As a minister, I’ve been performing these unions for years.   Way back in 1997, the church I served in Burlington, Vermont, went on record by filing an amicus brief on behalf of two same-sex couples who had petitioned the state Supreme Court for the right to wed.  That opened the door to a court ruling creating Civil Unions—equivalent to marriage in all but name--in the Green Mountain State back in 2000.   What seemed radical then has now become tame.

I recall when our legislature was debating the issue.  Vermont had become a national battleground, and roadsides were littered with placards pro and con.  The statehouse was packed for the hearings.  Most of those testifying against gay marriage cited scripture or church teaching.  In contrast, those testifying in favor talked about their families—sons and daughters denied the right to visit their dying lovers in the hospital, or unable to receive an inheritance, or enjoy the tax advantages that come with married status.  One side used the vocabulary of rulebooks and dogmatic authority.  The other spoke in the language of equity and compassion.  There was little communication between the two, which seemed a pity.

For I have always supported marriage equality on traditionalist grounds, because I so vigorously support the institution of matrimony, which is decline.  A recent report by the Campaign to Prevent Teen and Unplanned Pregnancy, for example, found that “by age 25, 44 percent of women have had a baby, while only 38 percent have married.”  Anyone concerned about the next generation should be alarmed, for while single parent households can be as nurturing and healthy as any (and I was raised by a single mom, after my father died), we know that kids born outside of marriage are at higher risk for falling into poverty, dropping out of school, and falling behind their peers by almost every measure.  In these circumstances, shouldn’t we be acting to strengthen stable families and support healthy marriages?

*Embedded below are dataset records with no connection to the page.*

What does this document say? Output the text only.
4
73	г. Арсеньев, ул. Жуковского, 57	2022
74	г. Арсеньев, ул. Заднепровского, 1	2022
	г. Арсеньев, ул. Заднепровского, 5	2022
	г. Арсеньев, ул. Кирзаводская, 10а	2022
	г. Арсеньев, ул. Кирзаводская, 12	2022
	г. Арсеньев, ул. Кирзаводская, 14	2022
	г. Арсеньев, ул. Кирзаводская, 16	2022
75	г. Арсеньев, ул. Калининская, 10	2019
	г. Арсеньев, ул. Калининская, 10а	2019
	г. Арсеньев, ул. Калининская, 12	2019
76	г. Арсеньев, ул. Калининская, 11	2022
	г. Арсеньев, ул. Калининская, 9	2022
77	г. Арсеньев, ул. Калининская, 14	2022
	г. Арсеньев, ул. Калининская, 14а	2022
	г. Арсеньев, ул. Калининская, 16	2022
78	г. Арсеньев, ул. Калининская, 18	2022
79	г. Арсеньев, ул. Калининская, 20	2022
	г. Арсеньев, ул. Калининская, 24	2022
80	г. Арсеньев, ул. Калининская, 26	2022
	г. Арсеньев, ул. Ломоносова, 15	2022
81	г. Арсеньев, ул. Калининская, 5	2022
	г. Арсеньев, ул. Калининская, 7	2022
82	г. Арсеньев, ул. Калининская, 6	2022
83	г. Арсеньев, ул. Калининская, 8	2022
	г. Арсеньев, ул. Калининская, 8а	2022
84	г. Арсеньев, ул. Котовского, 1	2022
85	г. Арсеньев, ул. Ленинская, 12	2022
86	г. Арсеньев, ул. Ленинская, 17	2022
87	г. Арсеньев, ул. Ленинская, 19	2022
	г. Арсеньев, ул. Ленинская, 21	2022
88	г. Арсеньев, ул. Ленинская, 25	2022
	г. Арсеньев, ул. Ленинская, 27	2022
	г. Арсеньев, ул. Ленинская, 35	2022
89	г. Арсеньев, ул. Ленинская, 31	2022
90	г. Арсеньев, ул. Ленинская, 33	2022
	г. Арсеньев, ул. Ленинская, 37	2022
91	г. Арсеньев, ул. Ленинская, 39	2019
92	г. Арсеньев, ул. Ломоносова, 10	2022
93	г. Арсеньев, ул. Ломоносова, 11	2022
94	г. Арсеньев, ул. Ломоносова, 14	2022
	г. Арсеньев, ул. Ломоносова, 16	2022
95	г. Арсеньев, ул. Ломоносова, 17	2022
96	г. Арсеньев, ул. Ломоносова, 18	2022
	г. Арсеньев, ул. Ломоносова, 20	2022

Against the atomizing forces of modern life--the “every man for himself” ethic of the marketplace, the politics of division, the cult of privatizing everything from Social Security to public utilities and natural resources--everything possible must be done to sustain our social fabric: to care for our families, our children, our neighborhoods, our communities, our environment.  That’s why, regardless of how the Supreme Court rules, I’ll continue to bless and consecrate the bonds of human interdependence, be they gay or straight.